Best Quote: "'Do you know what the Civil Service is saying about you?' I shook my head nervously. 'That you're a pleasure to work with.' A rush of mixed emotions overwhelmed me. First relief. Then pleasure and pride. Then, suddenly, a dreadful realization of the awfulness of what he had just revealed! 'That's what Barbara Woodhouse says about her prize-winning spaniels,' he added."
9. The New Jim Crow
Subtitle: Mass Incarceration in the Age of Colorblindness
Author: Michelle Alexander
Why He Should Read It: Trump's inaugural speech expressed a desire to treat all Americans equally. Unfortunately, since he's accepted the support of, and surrounded himself with, white supremacists, Trump might want some additional perspective. This book explains how the legal system has been rigged to put black men in jail for crimes that go unpunished when committed by white men, thereby preventing economic growth among a huge swath of the population.
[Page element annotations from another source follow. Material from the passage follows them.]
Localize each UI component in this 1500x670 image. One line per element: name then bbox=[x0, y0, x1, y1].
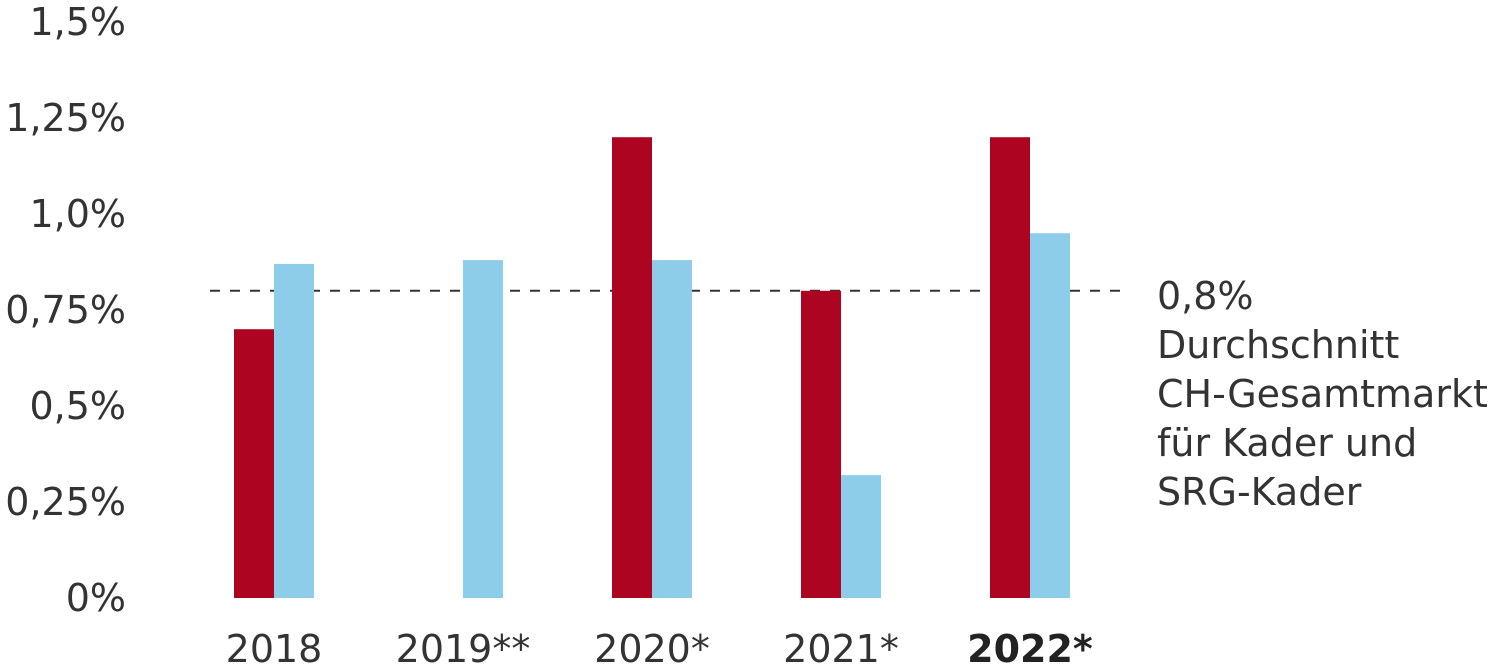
reference-label-line-1: Durchschnitt bbox=[1157, 323, 1400, 367]
x-category-label: 2018 bbox=[226, 627, 323, 670]
bar-series-2-2019 bbox=[463, 260, 503, 598]
y-tick-label: 0,75% bbox=[5, 288, 126, 332]
reference-line-annotation: 0,8% Durchschnitt CH-Gesamtmarkt für Kad… bbox=[1157, 272, 1488, 517]
y-tick-label: 1,5% bbox=[29, 0, 126, 44]
y-tick-label: 1,0% bbox=[29, 192, 126, 236]
y-tick-label: 1,25% bbox=[5, 96, 126, 140]
x-category-label: 2021* bbox=[783, 627, 899, 670]
x-axis-categories: 2018 2019** 2020* 2021* 2022* bbox=[226, 627, 1093, 670]
reference-value-label: 0,8% bbox=[1157, 274, 1254, 318]
reference-label-line-4: SRG-Kader bbox=[1157, 470, 1362, 514]
y-tick-label: 0% bbox=[66, 576, 126, 620]
bars bbox=[234, 137, 1070, 598]
reference-label-line-2: CH-Gesamtmarkt bbox=[1157, 372, 1488, 416]
bar-series-1-2022 bbox=[990, 137, 1030, 598]
bar-series-2-2021 bbox=[841, 475, 881, 598]
bar-series-1-2021 bbox=[801, 290, 841, 598]
x-category-label: 2020* bbox=[594, 627, 710, 670]
x-category-label: 2022* bbox=[967, 627, 1093, 670]
bar-series-1-2020 bbox=[612, 137, 652, 598]
bar-series-2-2022 bbox=[1030, 233, 1070, 598]
y-tick-label: 0,25% bbox=[5, 480, 126, 524]
y-axis-ticks: 0% 0,25% 0,5% 0,75% 1,0% 1,25% 1,5% bbox=[5, 0, 126, 620]
reference-label-line-3: für Kader und bbox=[1157, 421, 1418, 465]
y-tick-label: 0,5% bbox=[29, 384, 126, 428]
bar-series-2-2018 bbox=[274, 263, 314, 598]
x-category-label: 2019** bbox=[396, 627, 531, 670]
bar-series-1-2018 bbox=[234, 329, 274, 598]
bar-series-2-2020 bbox=[652, 260, 692, 598]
Best Quote: "What has changed since the collapse of Him Crow has less to do with the basic structure of our society than with the language we use to justify it. In the era of colorblindness, it is no longer socially permissible to use race, explicitly, as a justification for discrimination, exclusion, and social contempt. So we don't. Rather than rely on race, we use our criminal justice system to label people of color 'criminals' and then engage in all the practices we supposedly left behind. Today it is perfectly legal to discriminate against criminals in nearly all the ways that it was once legal to discriminate against African Americans. Once you're labeled a felon, the old forms of discrimination--employment discrimination, housing discrimination, denial of the right to vote, denial of educational opportunity, denial of food stamps and other public benefits--are suddenly legal. As a criminal, you have scarcely more rights, and arguably less respect, than a black man living in Alabama at the height of Jim Crow. We have not ended racial caste in America; we have merely redesigned it."